A mis cuatro hermanos
A
la hora de comer, mientras cuchareamos la sopa, sus ojos nos contemplan
hambrientos y aunque mamá agregue pimienta, limón o salsa, el plato que le fue
servido permanece intacto. Su vestimenta me da mala espina. Mamá dice “el negro
es un color elegante. Hay que respetar los gustos ajenos”, sin embargo, ella hace lo opuesto con los
señores que llegan de visita a escondidas. Aprovecha el viaje a la escuela para
exigirnos que seamos diferentes “hombres, no saben ni amarrarse las agujetas”.
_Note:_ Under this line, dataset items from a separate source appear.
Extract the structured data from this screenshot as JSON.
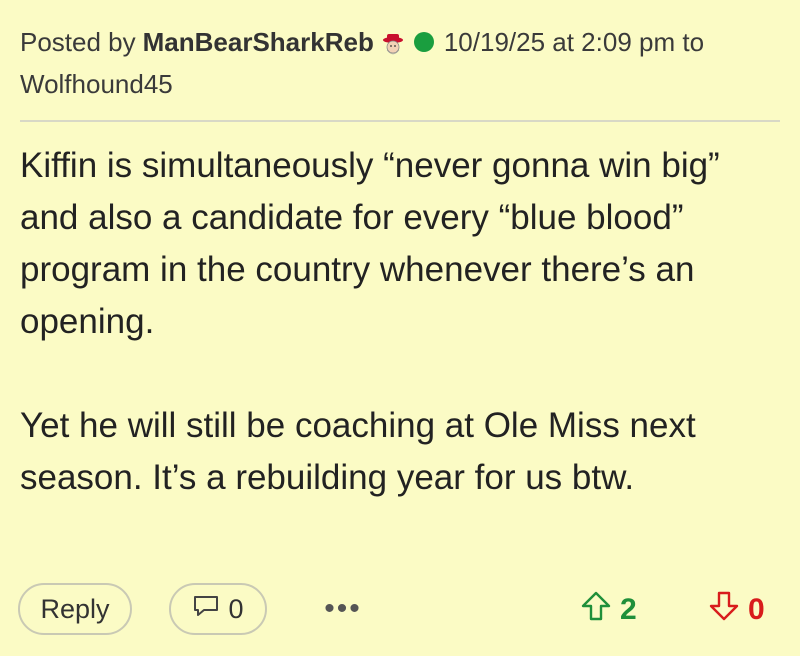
{
  "post": {
    "posted_by_label": "Posted by",
    "author": "ManBearSharkReb",
    "author_badge_icon": "rebel-mascot-badge-icon",
    "online_status_color": "#1a9e3f",
    "timestamp_text": "10/19/25 at 2:09 pm to",
    "reply_to": "Wolfhound45",
    "body_paragraphs": [
      "Kiffin is simultaneously “never gonna win big” and also a candidate for every “blue blood” program in the country whenever there’s an opening.",
      "Yet he will still be coaching at Ole Miss next season. It’s a rebuilding year for us btw."
    ]
  },
  "actions": {
    "reply_label": "Reply",
    "comment_count": "0",
    "more_label": "•••",
    "upvote_count": "2",
    "downvote_count": "0",
    "upvote_color": "#1f8f3a",
    "downvote_color": "#d81c1c"
  },
  "theme": {
    "background": "#fbfbc5"
  }
}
Cuando se hace de noche, el zopilote irrumpe en nuestro cuarto y nos acaricia
con un brusco aleteo. Pablo resiste
mudo. No logro entender cómo le hace para evitar el llanto o ir en busca de
mamá, hasta he pensado que lo disfruta o por lo menos le adormece. Pero el
zopilote nunca canta, no como lo hacía mamá antes de apagar la luz. Él más bien
tose, en lugar de hablar raspa, sacudiéndose de un ronquido enfermo. Pablo
solía ser parlanchín, travieso, inventaba historias: desde el día del accidente
no dice ni pío, se orina en la cama. Para mí que el zopilote lo tiene
amenazado. Conmigo trató en el velorio: esa tarde me siguió hasta la casa.
Desde que llegó a nuestras vidas escuchamos el llanto de mamá por todas partes,
incluso, algunas ocasiones, Pablo y yo jugamos a pegar nuestras orejas sobre la
puerta nueva de su recámara, la puerta anterior la rompieron los vecinos cuando
intentó colgarse del armario. Será cuestión de unos días para que nos
adiestremos a las prácticas oscuras del zopilote. Su abrazo seco nos arrulla en
la sala, donde se encuentran, desde hace tres meses, las cenizas de papá.